Her 1992 album, Lonesome Standard Time, produced a number 11 country hit in its title track, plus the Top 20 "Standing Knee Deep in a River (Dying of Thirst)". Yet its followups ("Seeds" and "Listen to the Radio") failed to enter the country top 40.[2] This was also her first album to be produced by Brent Maher, best known for his work with The Judds.[33] Nash rated it "B", saying that "not even the driving bluegrass of the title tune is enough to transcend the album’s ultrareflective mood. Mattea’s husky mezzo-soprano remains a thrilling instrument, however".[34] CD Review noted that the album seemed "familiar" despite the change in producers and session musicians: "a couple of whimsical numbers, a couple of bluesy laments for love gone wrong, a let's-get-away-from-it-all love song" while praising the lyrical content of "Standing Knee Deep in a River" and "Seeds".[33] In June 1992, Mattea experienced a burst blood vessel on her vocals.[35] She was required to undergo vocal rest and surgery to "repair years of overuse" on her vocal cords.[5][36]

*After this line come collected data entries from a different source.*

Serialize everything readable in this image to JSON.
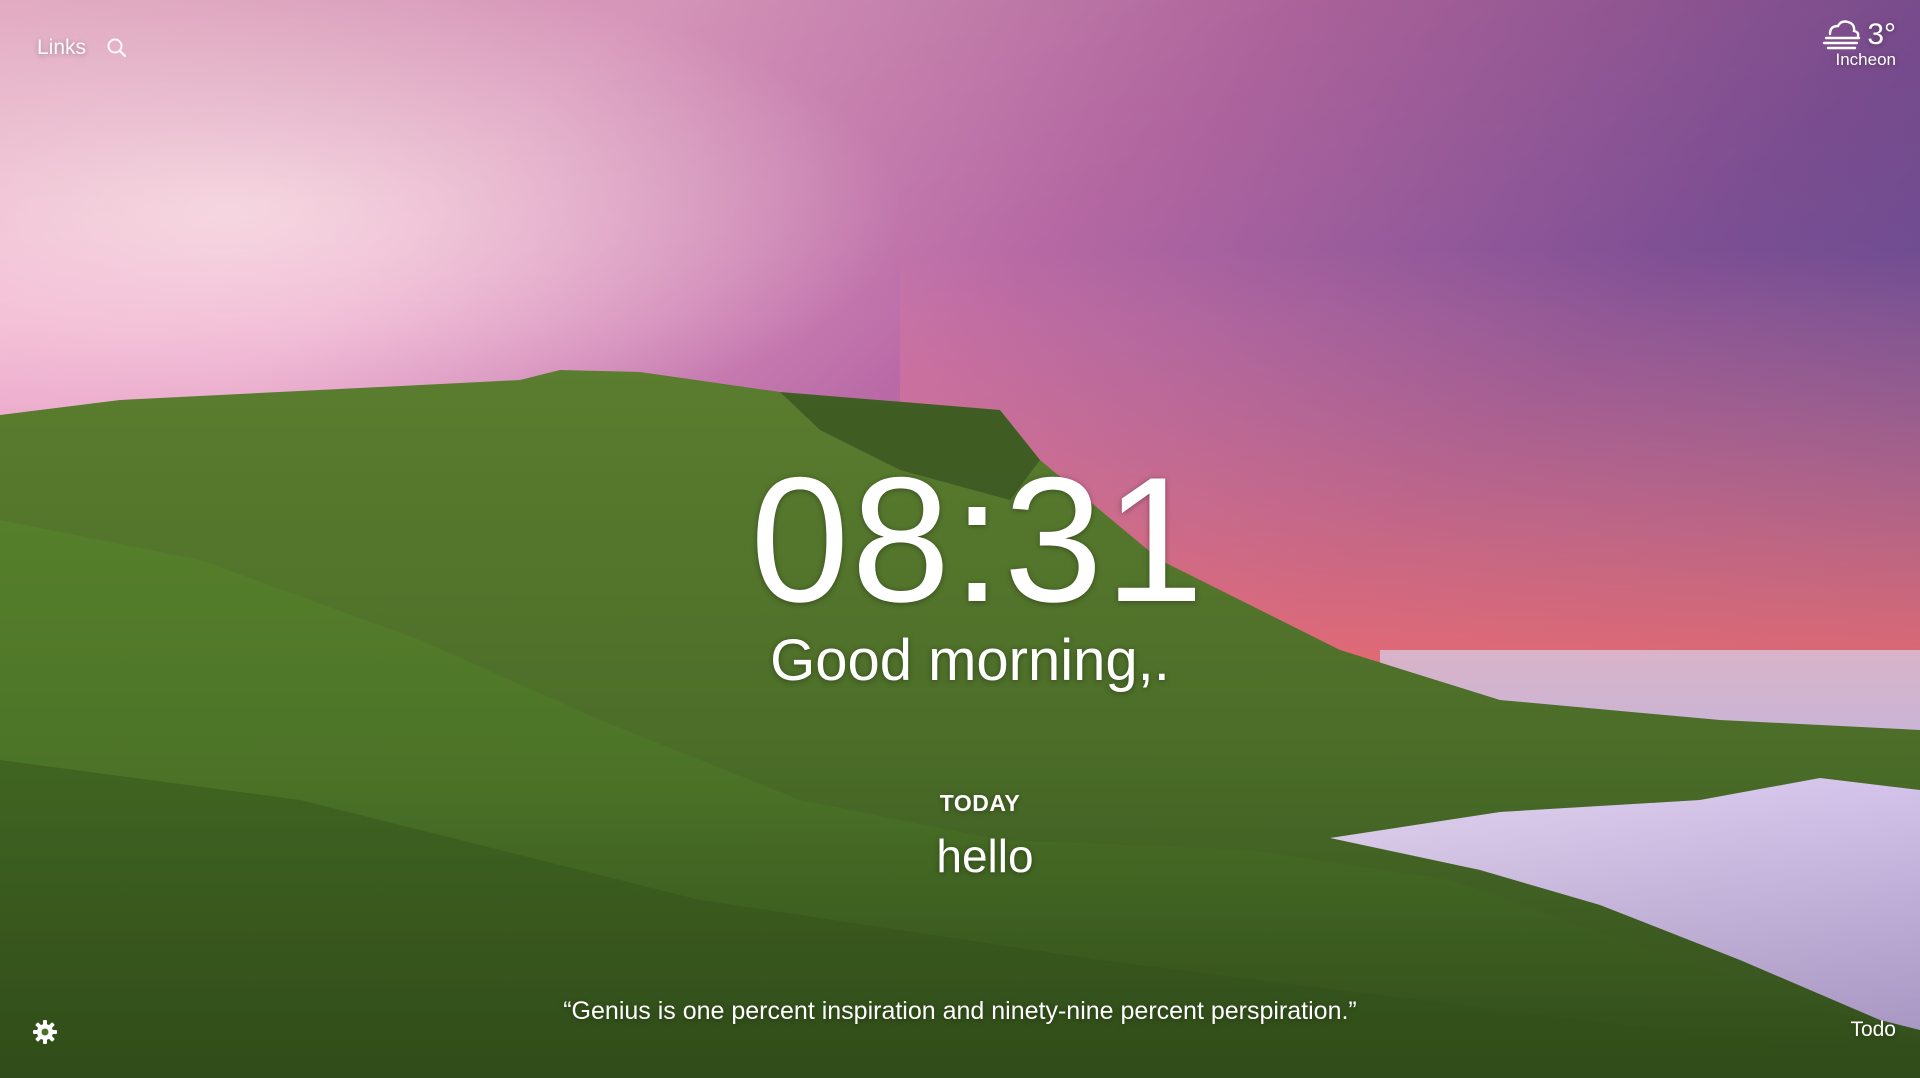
{
  "top_left": {
    "links_label": "Links",
    "search_icon": "search-icon"
  },
  "weather": {
    "icon": "fog-cloud-icon",
    "temperature": "3°",
    "location": "Incheon"
  },
  "main": {
    "time": "08:31",
    "greeting": "Good morning,.",
    "focus_label": "TODAY",
    "focus_text": "hello"
  },
  "quote": {
    "text": "“Genius is one percent inspiration and ninety-nine percent perspiration.”"
  },
  "bottom": {
    "settings_icon": "gear-icon",
    "todo_label": "Todo"
  },
  "colors": {
    "text": "#ffffff",
    "sky_top": "#6a4f93",
    "sky_pink": "#e79ab9",
    "grass": "#4f7a2b",
    "water": "#d8c6ef"
  }
}
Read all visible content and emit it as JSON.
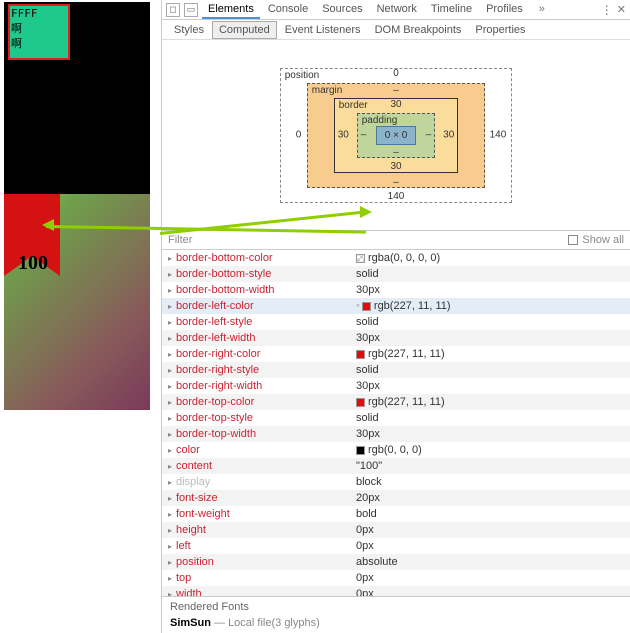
{
  "left": {
    "green_text": [
      "FFFF",
      "啊",
      "啊"
    ],
    "badge": "100"
  },
  "toolbar_tabs": [
    "Elements",
    "Console",
    "Sources",
    "Network",
    "Timeline",
    "Profiles"
  ],
  "toolbar_more": "»",
  "subtabs": [
    "Styles",
    "Computed",
    "Event Listeners",
    "DOM Breakpoints",
    "Properties"
  ],
  "boxmodel": {
    "position": {
      "label": "position",
      "t": "0",
      "r": "",
      "b": "",
      "l": ""
    },
    "margin": {
      "label": "margin",
      "t": "–",
      "r": "140",
      "b": "140",
      "l": "0"
    },
    "border": {
      "label": "border",
      "t": "30",
      "r": "30",
      "b": "30",
      "l": "30"
    },
    "padding": {
      "label": "padding",
      "t": "",
      "r": "–",
      "b": "–",
      "l": "–"
    },
    "content": "0 × 0"
  },
  "filter": {
    "label": "Filter",
    "showall": "Show all"
  },
  "props": [
    {
      "k": "border-bottom-color",
      "v": "rgba(0, 0, 0, 0)",
      "sw": "transparent"
    },
    {
      "k": "border-bottom-style",
      "v": "solid"
    },
    {
      "k": "border-bottom-width",
      "v": "30px"
    },
    {
      "k": "border-left-color",
      "v": "rgb(227, 11, 11)",
      "sw": "#e30b0b",
      "sel": true,
      "dot": true
    },
    {
      "k": "border-left-style",
      "v": "solid"
    },
    {
      "k": "border-left-width",
      "v": "30px"
    },
    {
      "k": "border-right-color",
      "v": "rgb(227, 11, 11)",
      "sw": "#e30b0b"
    },
    {
      "k": "border-right-style",
      "v": "solid"
    },
    {
      "k": "border-right-width",
      "v": "30px"
    },
    {
      "k": "border-top-color",
      "v": "rgb(227, 11, 11)",
      "sw": "#e30b0b"
    },
    {
      "k": "border-top-style",
      "v": "solid"
    },
    {
      "k": "border-top-width",
      "v": "30px"
    },
    {
      "k": "color",
      "v": "rgb(0, 0, 0)",
      "sw": "#000000"
    },
    {
      "k": "content",
      "v": "\"100\""
    },
    {
      "k": "display",
      "v": "block",
      "gray": true
    },
    {
      "k": "font-size",
      "v": "20px"
    },
    {
      "k": "font-weight",
      "v": "bold"
    },
    {
      "k": "height",
      "v": "0px"
    },
    {
      "k": "left",
      "v": "0px"
    },
    {
      "k": "position",
      "v": "absolute"
    },
    {
      "k": "top",
      "v": "0px"
    },
    {
      "k": "width",
      "v": "0px"
    }
  ],
  "rendered": {
    "h": "Rendered Fonts",
    "name": "SimSun",
    "detail": " — Local file(3 glyphs)"
  }
}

After recovering, she issued her first Christmas album, Good News, in September 1993. It featured largely original compositions, plus renditions of the hymn "Brightest and Best" and the contemporary Christian tune "Mary, Did You Know?" Thom Jurek wrote of its sound, "This doesn't feel like any Christmas record you've ever heard before...It sounds like a well-crafted, gorgeously wrought folk/country/Celtic-flavored Kathy Mattea record."[37] This album won that year's Grammy Award for Best Southern, Country or Bluegrass Gospel Album.[38] Maher again served as producer, with further production from Reynolds on one track.[39]

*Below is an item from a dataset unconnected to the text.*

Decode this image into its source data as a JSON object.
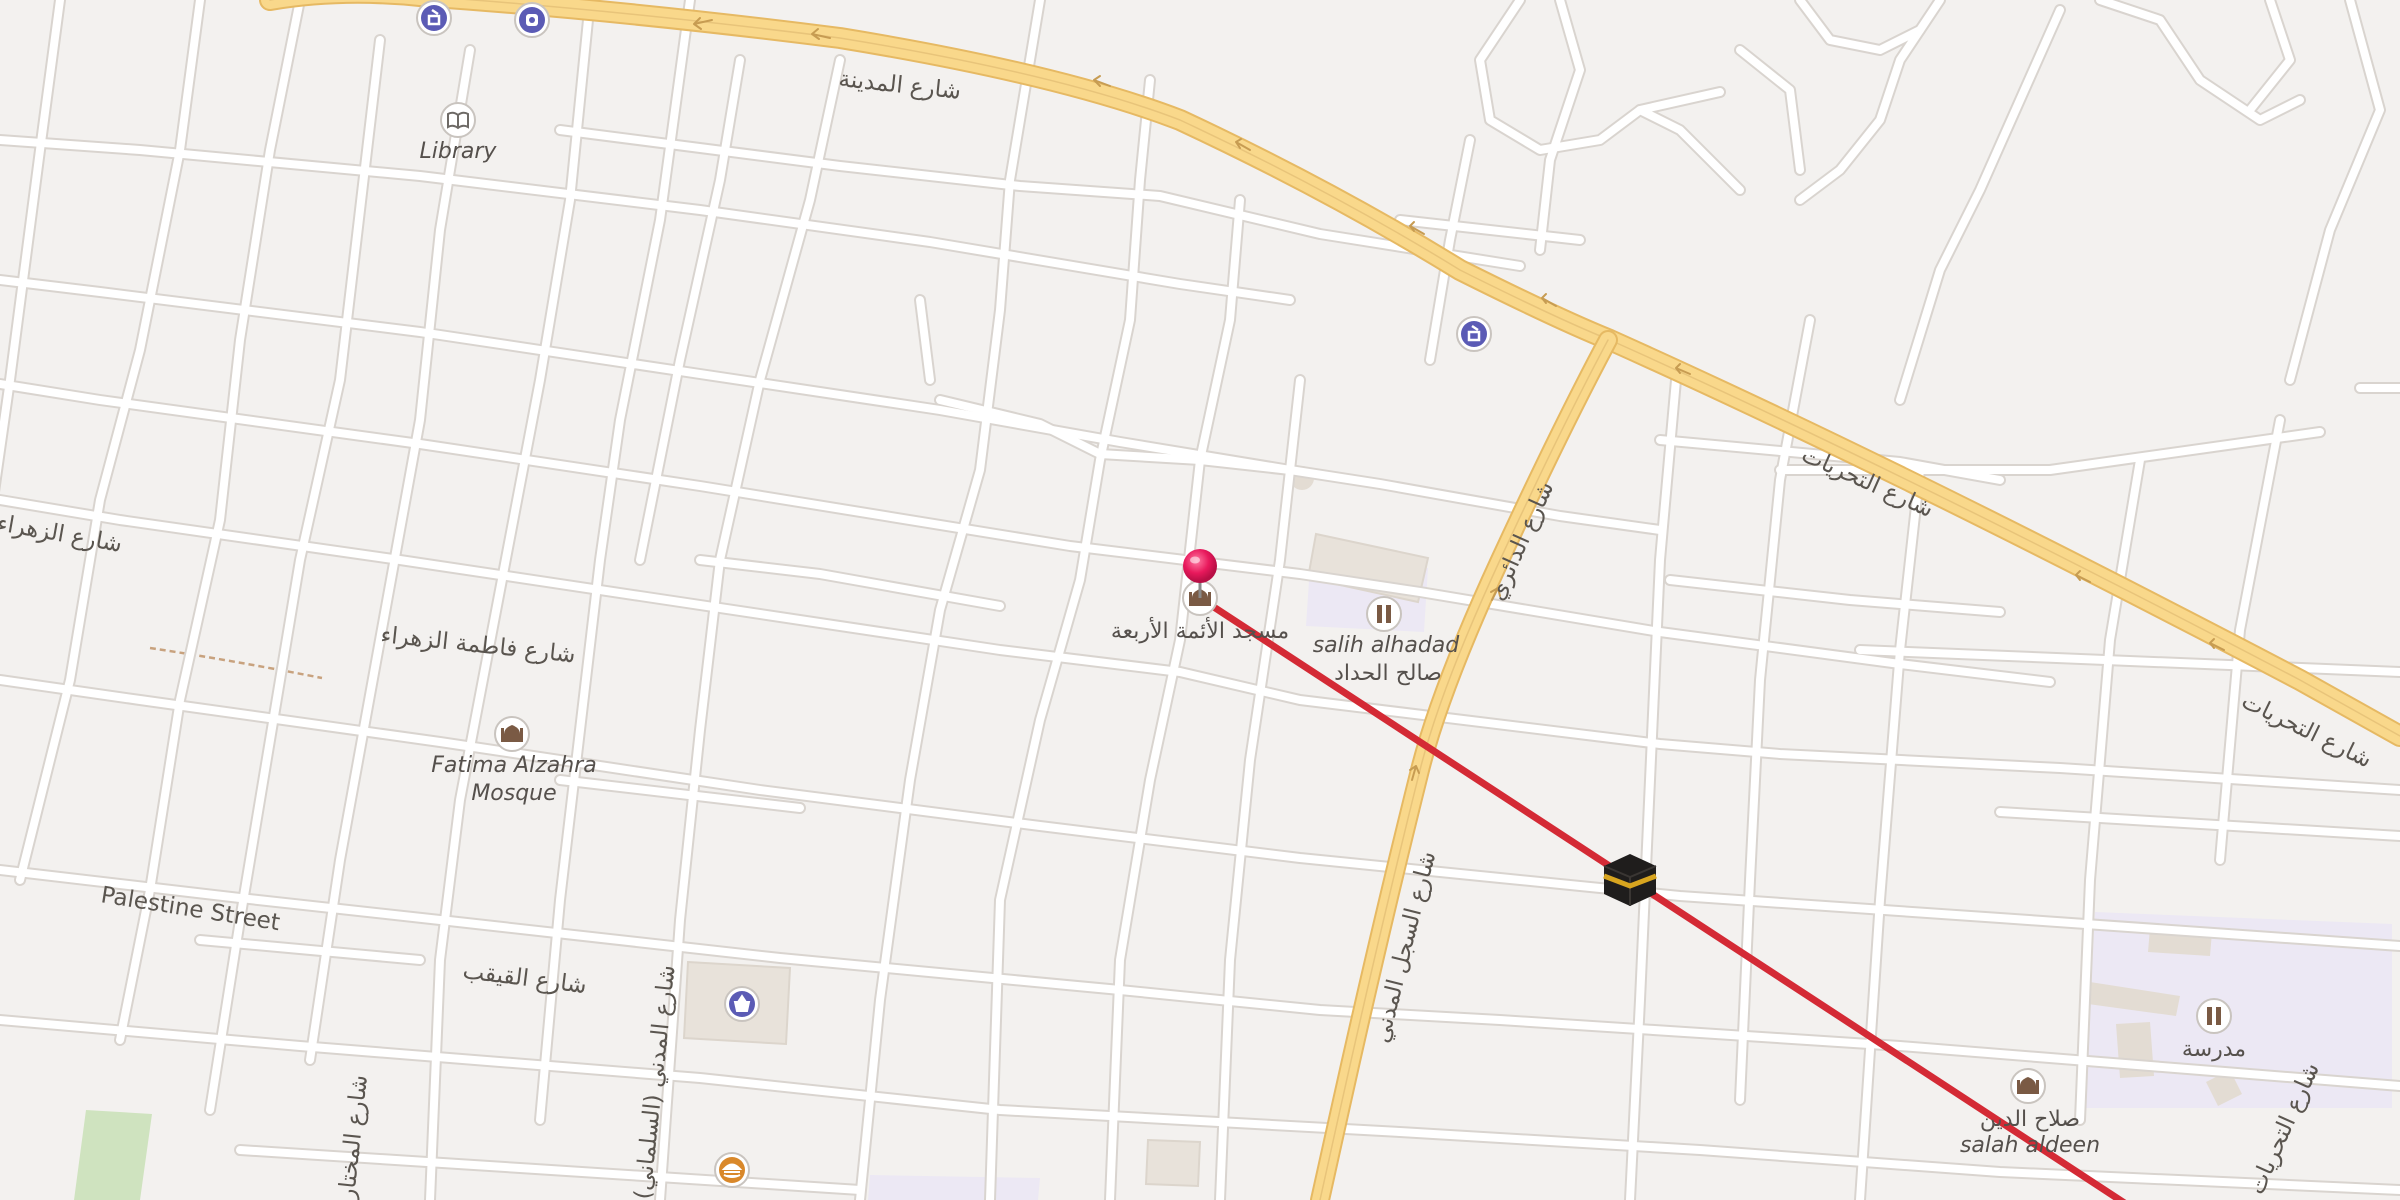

Mattea released Walking Away a Winner in 1994. Produced by Josh Leo, the album was more rock and pop influenced than its predecessors,[40] with Thom Jurek of Allmusic comparing its sound to Mary Chapin Carpenter and Bonnie Raitt.[41] Nash noted the "bigger" sound of the album, but praised its "style and substance".[42] The title track charted at number three on the country charts in 1994. It was followed by "Nobody's Gonna Rain on Our Parade", "Maybe She's Human", and "Clown in Your Rodeo".[2] The album featured backing vocals from Lisa Angelle, Karla Bonoff, Andrew Gold, and Hal Ketchum.[43] Also in 1994, Mattea had a cameo in the movie Maverick,[44] whose soundtrack also featured her as one of several lead vocalists on a multi-artist rendition of "Amazing Grace".[45]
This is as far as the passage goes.